For RQ4, a problem I find is how the terms "step" and "task" are used. There is already some confusion from previous subsections, but it is here where we feel it the most. At the beginning of this section, it is said that "studies divided the tasks of publishing into phases, and in turn, in more atomic steps with clear outputs", hinting that step is a part of a task. The Fig 3. description on the text talks about "explicit tasks identified", but the caption and column name says "step". Some descriptions in the answer to RQ1 are mentioned as "steps", and other as tasks (linking is referred as a set of tasks, hinting at tasks as part of steps, the opposite from the beginning of the section, cleaning is also referred as a task). In the RQ4 subsection, things are explained in terms of phases and tasks. Assuming tasks are the finest granularity, I'm missing a structured account of what are those quality control tasks that were found.

Unified publishing model:

This is per se a valid contribution, but I'm not quite sure that is consistent with the purpose of a survey paper in this journal. Furthermore,if this is seen as new "methodology" or as a "roadmap for LOGD initiatives", it has exactly the same problems as the works described in the mapping: It's quite generic (and we were told adopters don't like that), and it has not been evaluated beyond a logical argument. In this section it is said that "It can be used as a roadmap for LOGD initiatives and resource initiatives", hinting that this is targeted at practitioners. It is also said that managers may decide "the level of formalism according to their context". If this is the case, what is the minimum level of formalism? How mandatory/optional steps were decided? based on how they are labeled in the literature or following your won logical argument? There was a spotlight on quality tasks, a "validation step" is added after each phase, but this is not reflected on Fig. 5.

Discussion: In general I agree with it, however, there is still some unclear points about the proposed unified model.

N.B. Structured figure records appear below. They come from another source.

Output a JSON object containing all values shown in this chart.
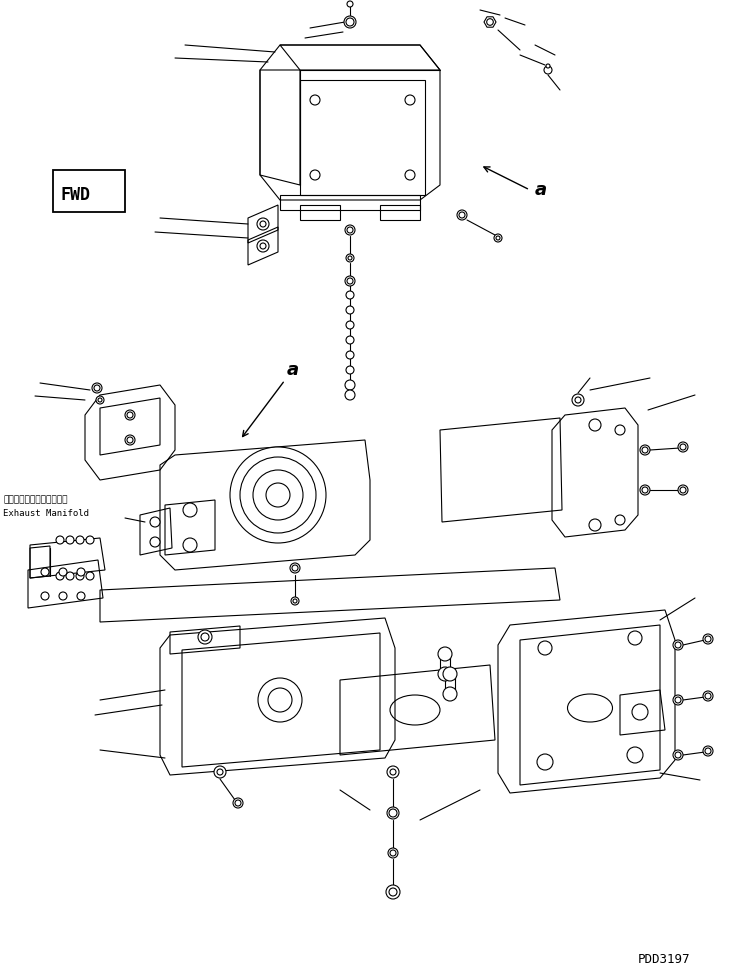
{
  "bg_color": "#ffffff",
  "line_color": "#000000",
  "part_code": "PDD3197",
  "fwd_label": "FWD",
  "label_a": "a",
  "exhaust_manifold_jp": "エキゾーストマニホールド",
  "exhaust_manifold_en": "Exhaust Manifold",
  "fig_width": 7.47,
  "fig_height": 9.72
}
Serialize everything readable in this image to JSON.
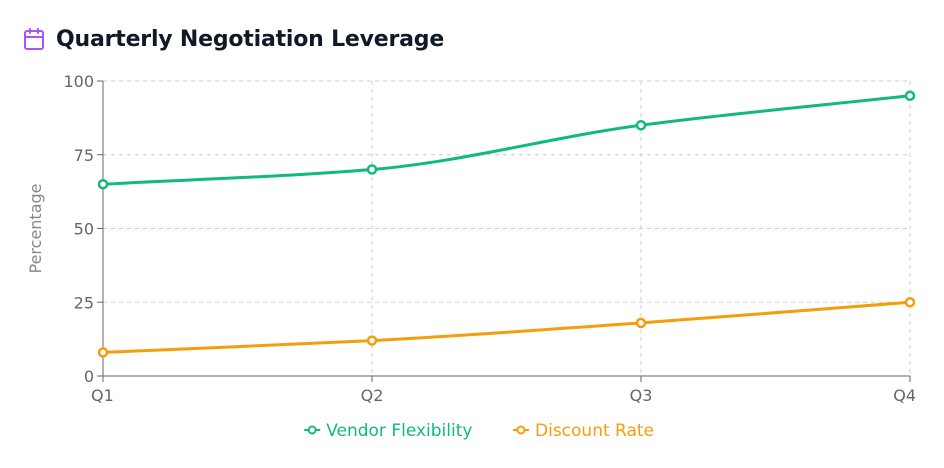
{
  "header": {
    "title": "Quarterly Negotiation Leverage",
    "icon": "calendar-icon",
    "icon_color": "#a855f7"
  },
  "chart_data": {
    "type": "line",
    "title": "Quarterly Negotiation Leverage",
    "categories": [
      "Q1",
      "Q2",
      "Q3",
      "Q4"
    ],
    "series": [
      {
        "name": "Vendor Flexibility",
        "values": [
          65,
          70,
          85,
          95
        ],
        "color": "#10b981"
      },
      {
        "name": "Discount Rate",
        "values": [
          8,
          12,
          18,
          25
        ],
        "color": "#f59e0b"
      }
    ],
    "xlabel": "",
    "ylabel": "Percentage",
    "ylim": [
      0,
      100
    ],
    "yticks": [
      0,
      25,
      50,
      75,
      100
    ],
    "grid": true,
    "legend": "bottom-center"
  }
}
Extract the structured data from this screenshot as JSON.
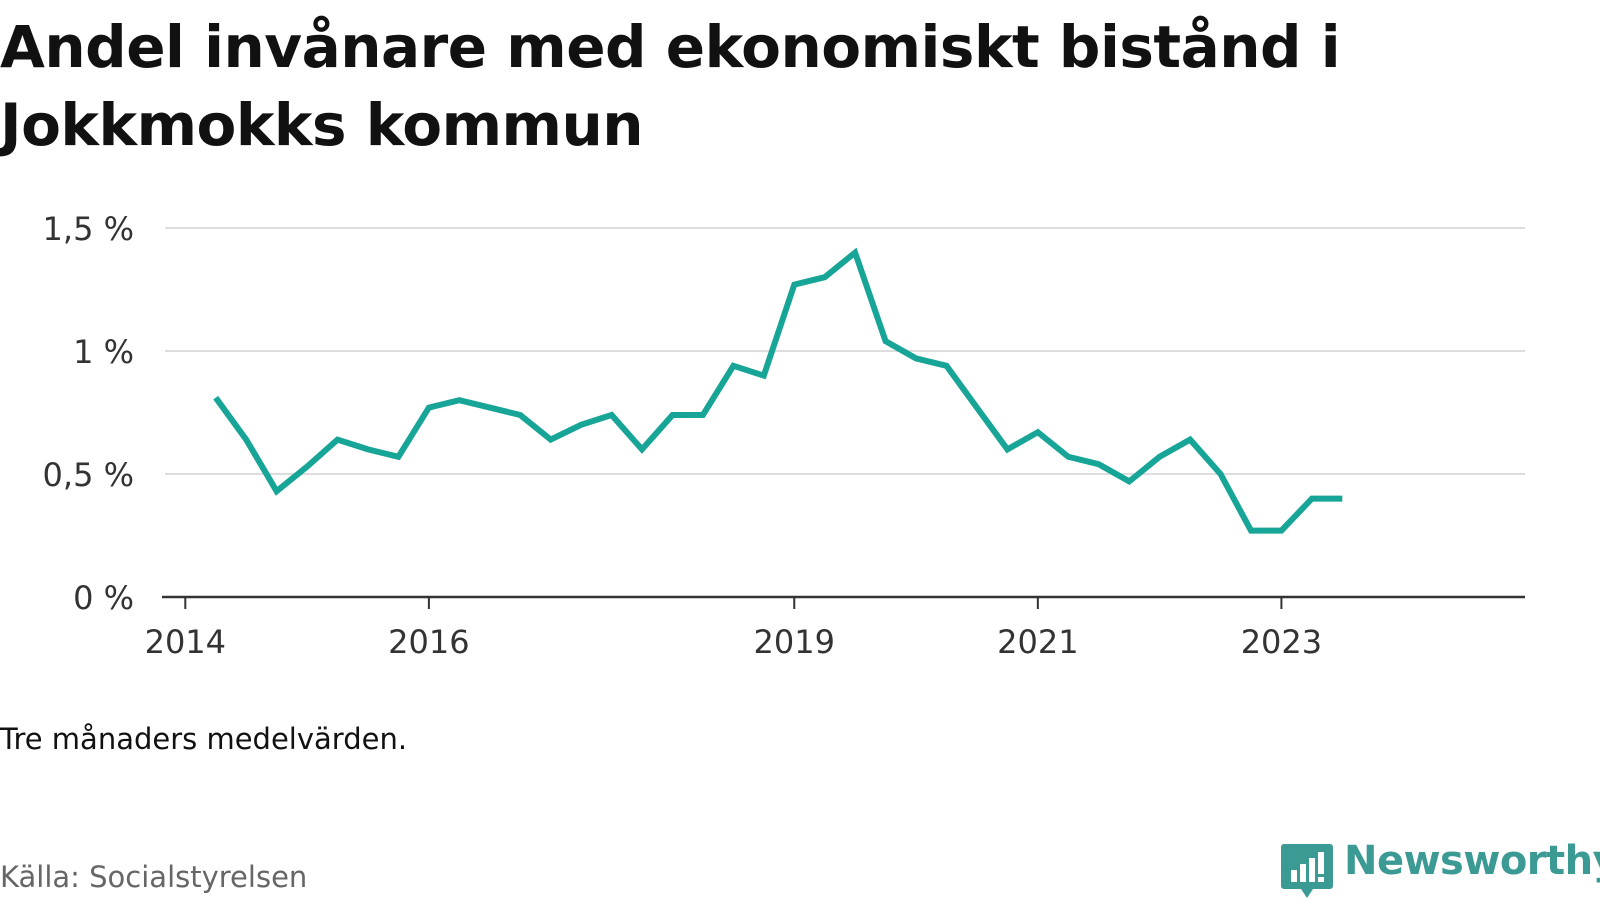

For example, "Some steps may be too expensive... in order to be implemented, a lean model is required. However, in our model we provide steps that should be considered in a formal initiative". I don't see the connection between step cost and the proposed model providing mandaotry steps, especially as there is no estimation of the cost of the proposed steps.

Research directions: Mostly agree, especially with the part on longitudinal studies.

Conclusion: It is said "deriving a unified methodology", again, inconsistent with the goal of a survey paper.

Overall my assessment is:

Pros:
* Methodologically correct sytematic mapping (caveat on one exclusion criterion)
*Valuable contribution on highlighting the fact that methodologies have not yet been properly evaluated.
*Valuable contribution on tools proposed for LOGD.

That covers the "How comprehensive and how balanced is the presentation and coverage" criterion. I also think is important for the Semantic Web community, with the caveat that it is not sufficiently motivated why we need to consider publishing methodologies on LOGD instead of only LOD.

Cons:

* Unclear suitability as introductory text, it is not explicit for whom this survey is.
* Interchange of step and task concepts hurts clarity.
* Goals of the paper vary across sections, intro starts with systematic mapping, conclusion talks about an "unified methodology"
* Answer to RQ1 not satisfactory due to lack of detail on how different definitions of each paper were harmonised. Alternatively, alack of an account of the different definitions.